I think Bosman is referring to the rate of return. Storage size goes up drastically (22mp vs 36mp) with highly diminishing returns in IQ. So why do it?
May I suggest that with more MP more thinking takes place before the shutter is pressed?
That is certainly true with MF digital.
See, if you shoot lets say...weddings, there are moment where thinking is aplied, and crafted, and applied again, all while trying to control chaos around you. But, there are other points, at receptions and during the ceremony where you as a tog have to be in the moment, and you know what, at that point instinct and experience take over. That's where you shoot in 3 shoot bursts to make sure you get the perfect expression ...and thats also where your filling up your cards. Also, if you take a photo-journalistic approach, and those who do that tend to hand over 600-1000 EDITED images to the client, much of the time from a primary and secondary shooter. How many overall shots do you do to get that kind of return? Generally it will be in the vicinity of 1500-3000 images!!!! a high mp camera just isn't suited to that kind of work unless you can tone the files down a bit. and on the d800, they don't have a sRAW or mRAW option, its RAW or crop and sorry, I'd rather use sRAW for filler shots than crop mode. This kind of issue though is only gonna be important for shooter who who shoot a lot, like wedding photographers. If your a studio/commercial tog, more of your shooting will be spent setting up the shoot than actually shooting ---its an apples to tomatoes comparison.
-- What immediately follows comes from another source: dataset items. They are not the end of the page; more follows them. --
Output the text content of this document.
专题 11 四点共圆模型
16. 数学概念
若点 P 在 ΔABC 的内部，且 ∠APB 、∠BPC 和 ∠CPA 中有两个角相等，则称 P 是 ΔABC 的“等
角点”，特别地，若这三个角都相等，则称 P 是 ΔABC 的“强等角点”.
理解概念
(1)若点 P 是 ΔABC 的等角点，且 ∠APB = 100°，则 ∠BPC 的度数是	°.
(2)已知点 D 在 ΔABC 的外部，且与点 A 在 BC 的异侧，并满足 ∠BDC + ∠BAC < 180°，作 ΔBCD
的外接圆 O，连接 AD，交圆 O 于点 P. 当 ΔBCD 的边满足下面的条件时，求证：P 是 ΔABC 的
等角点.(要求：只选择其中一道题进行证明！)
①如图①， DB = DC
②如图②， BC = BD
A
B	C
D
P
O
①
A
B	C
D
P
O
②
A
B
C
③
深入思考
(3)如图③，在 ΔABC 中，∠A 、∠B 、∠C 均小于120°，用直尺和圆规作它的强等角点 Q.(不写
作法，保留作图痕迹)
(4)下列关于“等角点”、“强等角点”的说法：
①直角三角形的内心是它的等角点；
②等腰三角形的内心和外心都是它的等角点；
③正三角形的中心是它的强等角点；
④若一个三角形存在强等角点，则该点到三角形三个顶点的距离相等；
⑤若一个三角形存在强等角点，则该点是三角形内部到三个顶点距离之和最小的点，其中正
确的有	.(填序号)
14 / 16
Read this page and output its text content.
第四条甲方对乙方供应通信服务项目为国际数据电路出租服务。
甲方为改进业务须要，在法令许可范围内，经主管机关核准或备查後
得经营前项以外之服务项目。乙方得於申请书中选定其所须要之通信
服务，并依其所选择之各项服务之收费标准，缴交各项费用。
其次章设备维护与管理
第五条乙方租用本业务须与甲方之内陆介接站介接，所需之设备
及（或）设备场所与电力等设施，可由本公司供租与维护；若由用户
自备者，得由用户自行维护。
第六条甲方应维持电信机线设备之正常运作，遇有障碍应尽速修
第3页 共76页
having actully shot a wedding with a D800, I'm in a position which many here aren't to actually comment in any informed way. sRaw is IMO useless for the wedding photographer. You're throwing away all that data and letting the camera's inferior algorithms resample your image. photoshop will do a far superior job at resizing if you need to sample down due to space constrains. Doing such a thing is next to insanity IMO for you may as well shoot jpg if you're letting the camera handle something as critical as a wedding portrait. You may as well buy/rent a D4 or 1dmk4 and spray and pray low res files which will look better because they won't be butchered by the horrendows "sraw" resize algorithms. If you're nearly out of space and need to switch as an emergency, you'll get better image quality from a 12bit lossy compressed D800 image than from a small raw.
in the day of ever decreasing prices of storage, and ever increasing improvements of print and display media, to capture an image for client in anything but the absolute best the camera can deliver is not only silly, but pointless. sraw is really there for the sport shooters that get 15 shot of the same car going by.
personally, if I knew the photographer shot my wedding at anything less than the highest quality its camera could, well they would simply not get the job at all. If a client pays for the best I can deliver and I wouldn't cheap them out just to carry one or two less CF cards. I'd only step back on the quality if it was an emergency. But if you do weddings for a living and are skimping on the basics...well, that's an entirely different problem not one any one camera can fix.
I agreed with you. 5dm3 is better than d800 bcoz the low light perfomance is great, also a 22MP sensor is enough to do all the work
well if you shoot in a lot of dar places and detail isn't important to you it is. if you shoot light filled landscapes, you know "photo-graphy" as in light not dark-ography, then the selection changes.